Jetzt muss ich noch die Angst verlernen, die ich vor der Einsamkeit an Heiligabend habe. Denn all die Traditionen und der Druck – all das ist ja nicht echt. Es sind Konstruktionen der Gesellschaft. Klar freue ich mich, wenn es Menschen gibt, denen ich wichtig genug bin, dass sie an Weihnachten Zeit mit mir verbringen, davon kann ich mich nicht freimachen.

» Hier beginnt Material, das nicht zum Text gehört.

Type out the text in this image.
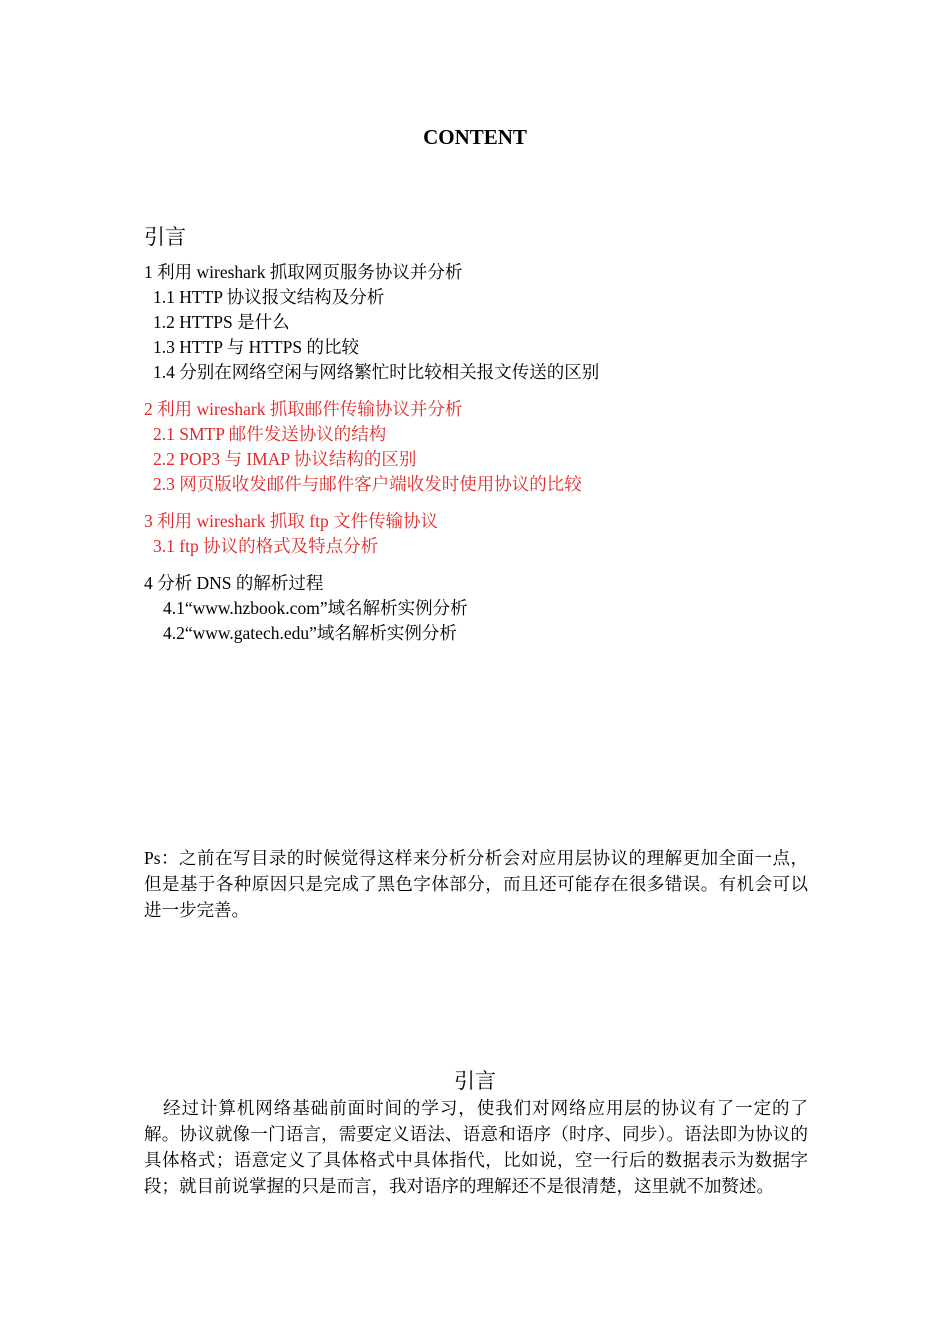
CONTENT
引言
1 利用 wireshark 抓取网页服务协议并分析
1.1 HTTP 协议报文结构及分析
1.2 HTTPS 是什么
1.3 HTTP 与 HTTPS 的比较
1.4 分别在网络空闲与网络繁忙时比较相关报文传送的区别
2 利用 wireshark 抓取邮件传输协议并分析
2.1 SMTP 邮件发送协议的结构
2.2 POP3 与 IMAP 协议结构的区别
2.3 网页版收发邮件与邮件客户端收发时使用协议的比较
3 利用 wireshark 抓取 ftp 文件传输协议
3.1 ftp 协议的格式及特点分析
4 分析 DNS 的解析过程
4.1“www.hzbook.com”域名解析实例分析
4.2“www.gatech.edu”域名解析实例分析
Ps：之前在写目录的时候觉得这样来分析分析会对应用层协议的理解更加全面一点，但是基于各种原因只是完成了黑色字体部分，而且还可能存在很多错误。有机会可以进一步完善。
引言
经过计算机网络基础前面时间的学习，使我们对网络应用层的协议有了一定的了解。协议就像一门语言，需要定义语法、语意和语序（时序、同步）。语法即为协议的具体格式；语意定义了具体格式中具体指代，比如说，空一行后的数据表示为数据字段；就目前说掌握的只是而言，我对语序的理解还不是很清楚，这里就不加赘述。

Aber wenn ich verstehe und verinnerliche, dass es genauso toll ist, Menschen zu haben, die an allen anderen Tagen im Jahr mit mir zusammen sein wollen, reicht das vielleicht auch. Dann wird mein einsamer Heiligabend auf der Couch einfach nur ein gemütlicher Samstag sein, an dem die Geschäfte früher schließen. Ohne das schlechte Gewissen, ohne das Gefühl, nicht geliebt zu werden. Ohne auf andere angewiesen zu sein.
Und wer weiß, ich bin auch nicht nur selbstgenügsam, sondern auch nett und schön und lustig und klug. Ich bin liebenswert und es vor allem wert, dass Menschen mit mir Weihnachten feiern möchten. Eines Tages wird es deshalb auch wieder Wurzeln in meinem Leben geben, die Goethes Quatsch gerecht werden: eine Beziehung, eine eigene Familie oder auch eine Gruppe von Freunden, die sich anfühlt wie eine Familie. Es werden also nicht die alten Bonner Wurzeln sein, sondern meine eigenen. Und dann bin ich wirklich erwachsen.